Were America to go off the cliff, the nonpartisan Congressional Budget Office estimates, the nation would likely be thrown back into a recession.
Meanwhile, another fight over the debt ceiling looms: many budget experts expect Congress to have to raise the limit again come February of next year.
And all the while the national debt churns north of three quarters of America’s gross domestic product (GDP), approaching levels where economists expect it to begin choking off economic opportunity.

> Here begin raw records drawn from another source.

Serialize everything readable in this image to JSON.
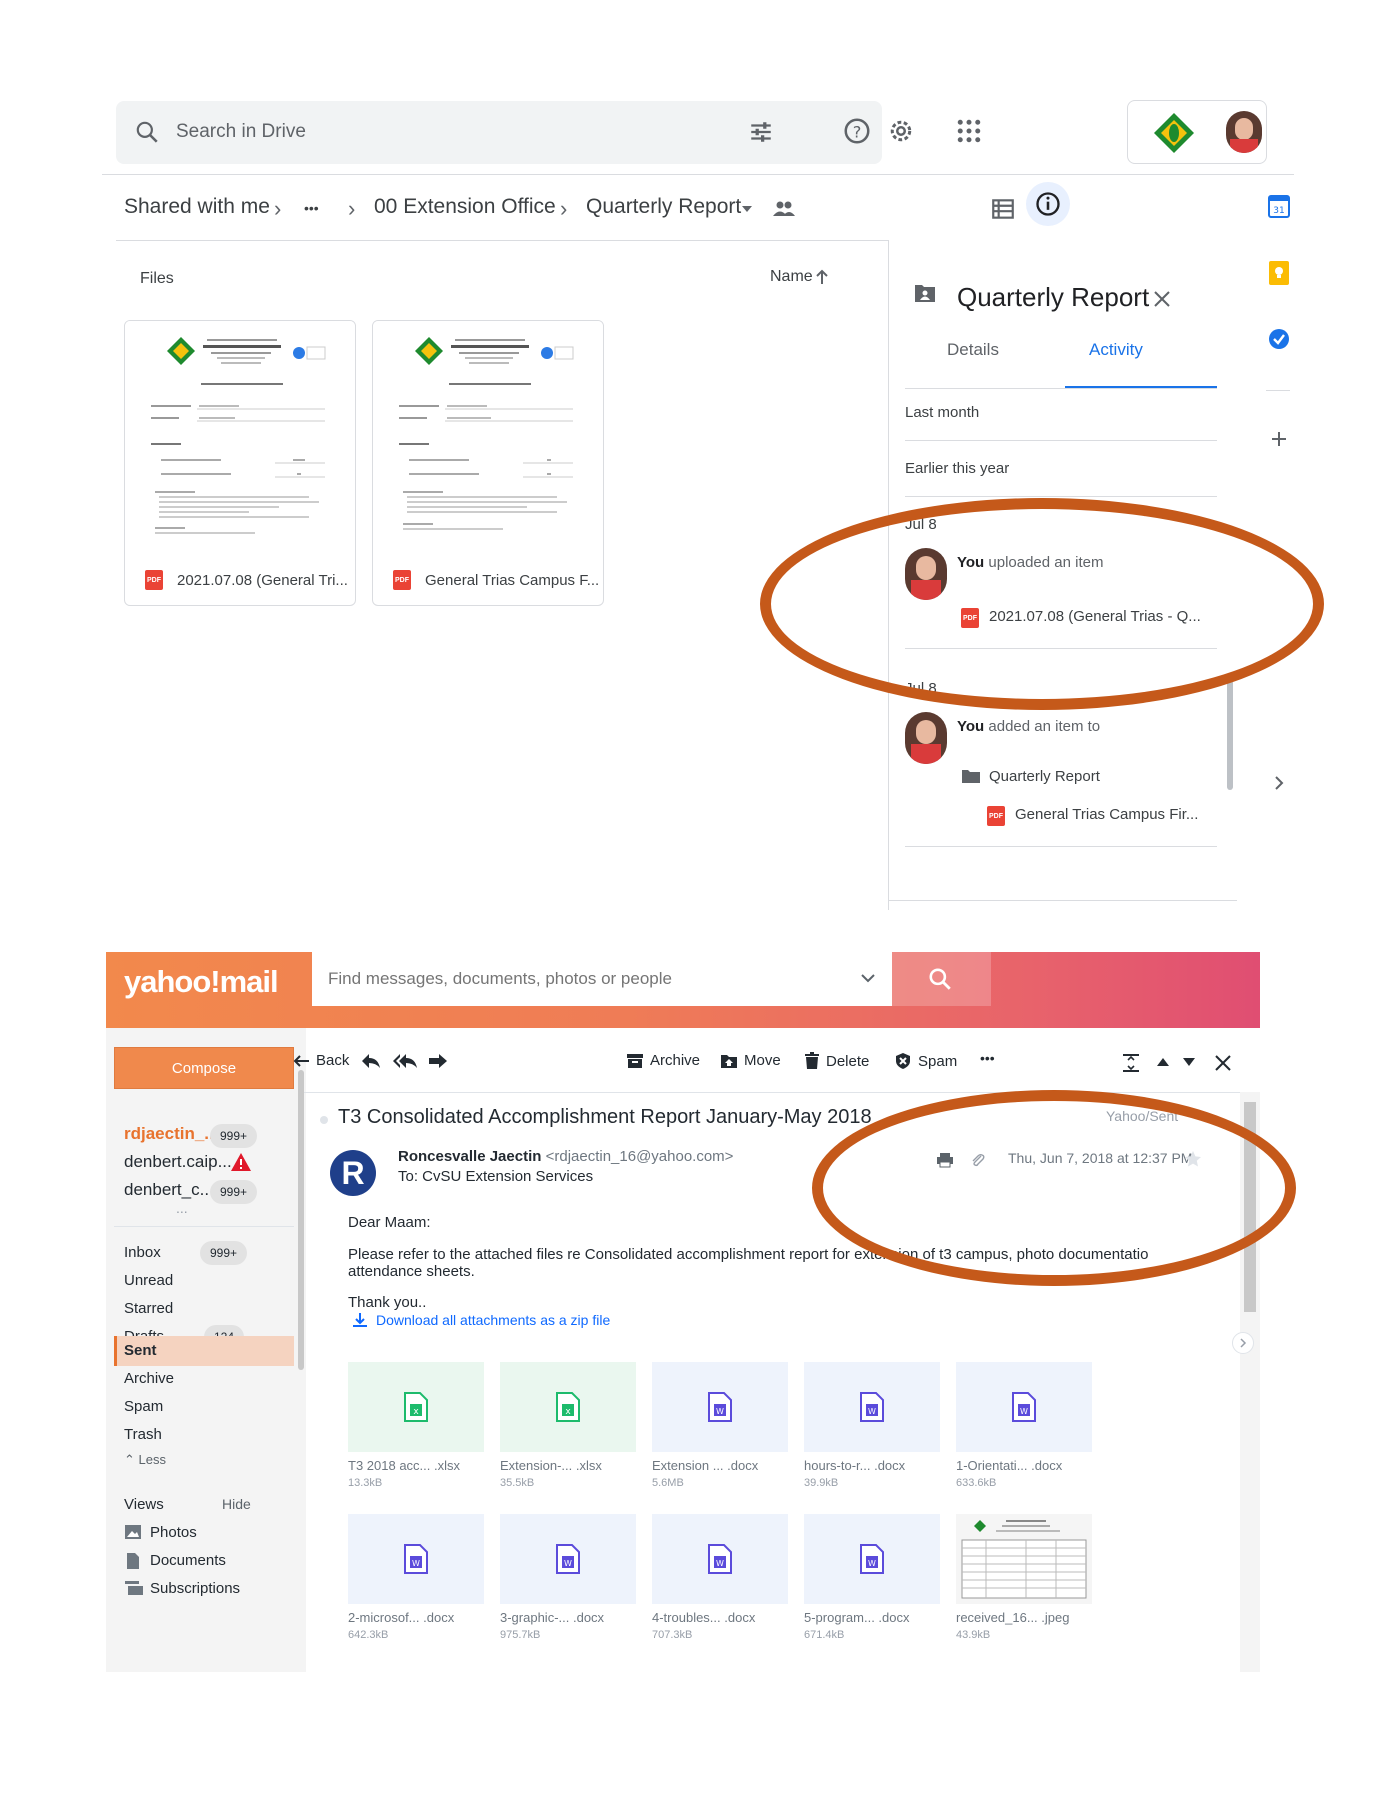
{
  "drive": {
    "search_placeholder": "Search in Drive",
    "breadcrumb": {
      "root": "Shared with me",
      "ellipsis": "•••",
      "folder": "00 Extension Office",
      "current": "Quarterly Report"
    },
    "files_label": "Files",
    "sort_label": "Name",
    "files": [
      {
        "name": "2021.07.08 (General Tri..."
      },
      {
        "name": "General Trias Campus F..."
      }
    ],
    "panel": {
      "title": "Quarterly Report",
      "tabs": [
        {
          "label": "Details"
        },
        {
          "label": "Activity"
        }
      ],
      "active_tab": "Activity",
      "sections": {
        "last_month": "Last month",
        "earlier": "Earlier this year"
      },
      "activities": [
        {
          "date": "Jul 8",
          "actor": "You",
          "action": "uploaded an item",
          "file": "2021.07.08 (General Trias - Q..."
        },
        {
          "date": "Jul 8",
          "actor": "You",
          "action": "added an item to",
          "folder": "Quarterly Report",
          "file": "General Trias Campus Fir..."
        }
      ]
    },
    "accent_color": "#1a73e8"
  },
  "yahoo": {
    "logo": "yahoo!mail",
    "search_placeholder": "Find messages, documents, photos or people",
    "compose_label": "Compose",
    "accounts": [
      {
        "name": "rdjaectin_...",
        "count": "999+"
      },
      {
        "name": "denbert.caip...",
        "count": ""
      },
      {
        "name": "denbert_c...",
        "count": "999+"
      }
    ],
    "more_label": "...",
    "folders": [
      {
        "name": "Inbox",
        "count": "999+"
      },
      {
        "name": "Unread",
        "count": ""
      },
      {
        "name": "Starred",
        "count": ""
      },
      {
        "name": "Drafts",
        "count": "124"
      },
      {
        "name": "Sent",
        "count": ""
      },
      {
        "name": "Archive",
        "count": ""
      },
      {
        "name": "Spam",
        "count": ""
      },
      {
        "name": "Trash",
        "count": ""
      }
    ],
    "less_label": "Less",
    "views_label": "Views",
    "hide_label": "Hide",
    "views": [
      {
        "name": "Photos"
      },
      {
        "name": "Documents"
      },
      {
        "name": "Subscriptions"
      }
    ],
    "toolbar": {
      "back": "Back",
      "archive": "Archive",
      "move": "Move",
      "delete": "Delete",
      "spam": "Spam",
      "more": "•••"
    },
    "message": {
      "subject": "T3 Consolidated Accomplishment Report January-May 2018",
      "folder_tag": "Yahoo/Sent",
      "sender_initial": "R",
      "sender_name": "Roncesvalle Jaectin",
      "sender_email": "<rdjaectin_16@yahoo.com>",
      "to": "To: CvSU Extension Services",
      "date": "Thu, Jun 7, 2018 at 12:37 PM",
      "greeting": "Dear Maam:",
      "body_line1": "Please refer to the attached files re Consolidated accomplishment report for extension of t3 campus, photo documentation and",
      "body_line2": "attendance sheets.",
      "closing": "Thank you..",
      "download_all": "Download all attachments as a zip file"
    },
    "attachments": [
      {
        "name": "T3 2018 acc... .xlsx",
        "size": "13.3kB",
        "type": "xlsx"
      },
      {
        "name": "Extension-... .xlsx",
        "size": "35.5kB",
        "type": "xlsx"
      },
      {
        "name": "Extension ... .docx",
        "size": "5.6MB",
        "type": "docx"
      },
      {
        "name": "hours-to-r... .docx",
        "size": "39.9kB",
        "type": "docx"
      },
      {
        "name": "1-Orientati... .docx",
        "size": "633.6kB",
        "type": "docx"
      },
      {
        "name": "2-microsof... .docx",
        "size": "642.3kB",
        "type": "docx"
      },
      {
        "name": "3-graphic-... .docx",
        "size": "975.7kB",
        "type": "docx"
      },
      {
        "name": "4-troubles... .docx",
        "size": "707.3kB",
        "type": "docx"
      },
      {
        "name": "5-program... .docx",
        "size": "671.4kB",
        "type": "docx"
      },
      {
        "name": "received_16... .jpeg",
        "size": "43.9kB",
        "type": "jpeg"
      }
    ],
    "brand_color": "#f0894c",
    "highlight_color": "#c5591a"
  }
}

“If the last debt ceiling discussion was playing with fire, this time they’re playing with nitroglycerin,” Mr. Cote said. “It’s important to recognize that the stakes have gone up across the board when you combine the debt ceiling with the fiscal cliff.”
But the path to $4 trillion in debt reduction over the next decade that economists and budget watchers think is necessary to stabilize the country’s fiscal condition, though, doesn’t run through corporate boardrooms. It runs through Congress and the White House.
The CEOs believe they can play a constructive role in the debate by serving as highly-visible nonpartisan referees.
As Steve Rattner, an investment banker who administered the bailout of the auto industry for Obama, said, “CEOs can do math.”
And when you do the math, the CEO Council argues, the orthodoxy of partisans in both the Democratic and Republican camps of only increasing taxes or only reducing government spending simply don’t add up.
Yet the political calculus of advocating for such one-sided proposals does.
That’s where the CEOs come in. They hope to be able to stand up for members of Congress who have the courage to step into the political minefield of fixing the nation’s finances.
“You need somebody who is going to stand behind you and say ‘you’re doing the right thing,’ ” as former Republican Sen. Judd Gregg, a co-chairman of the Fix the Debt effort, put it.
That’s well understood by the members of the CEO coalition.
“The political process needs cover,” said Stebbins in an interview on the floor of the NYSE. “You’ve got a highly polarized electoral climate. It’s not for us to tell Congress or the policymakers what to do, but it is important to give them a framework that sets sort of the boundaries, if you will, for a conversation.”
But the group faces a medley of challenges including a partisan, gridlocked Congress, expectations for tax reform on a timeline that many in Washington find overly ambitious, and the extreme difficulty of working out the specifics of the grand debt reduction deal they seek.
But they’re clear about the goal line that they’re putting their time and money (Fix the Debt has raised some $30 million to fund its advocacy) toward.
“Some companies tinker, just sort of tinker around the edges,” said Jimmy Lee, vice chairman of JP Morgan, the largest US bank by assets. “Other companies on the other hand really recognize the problem… and start thinking about the 20-, 50-, 100-year future of the company and spend some time trying to fix it in a really big, material way.… What we’re hoping for is the latter.”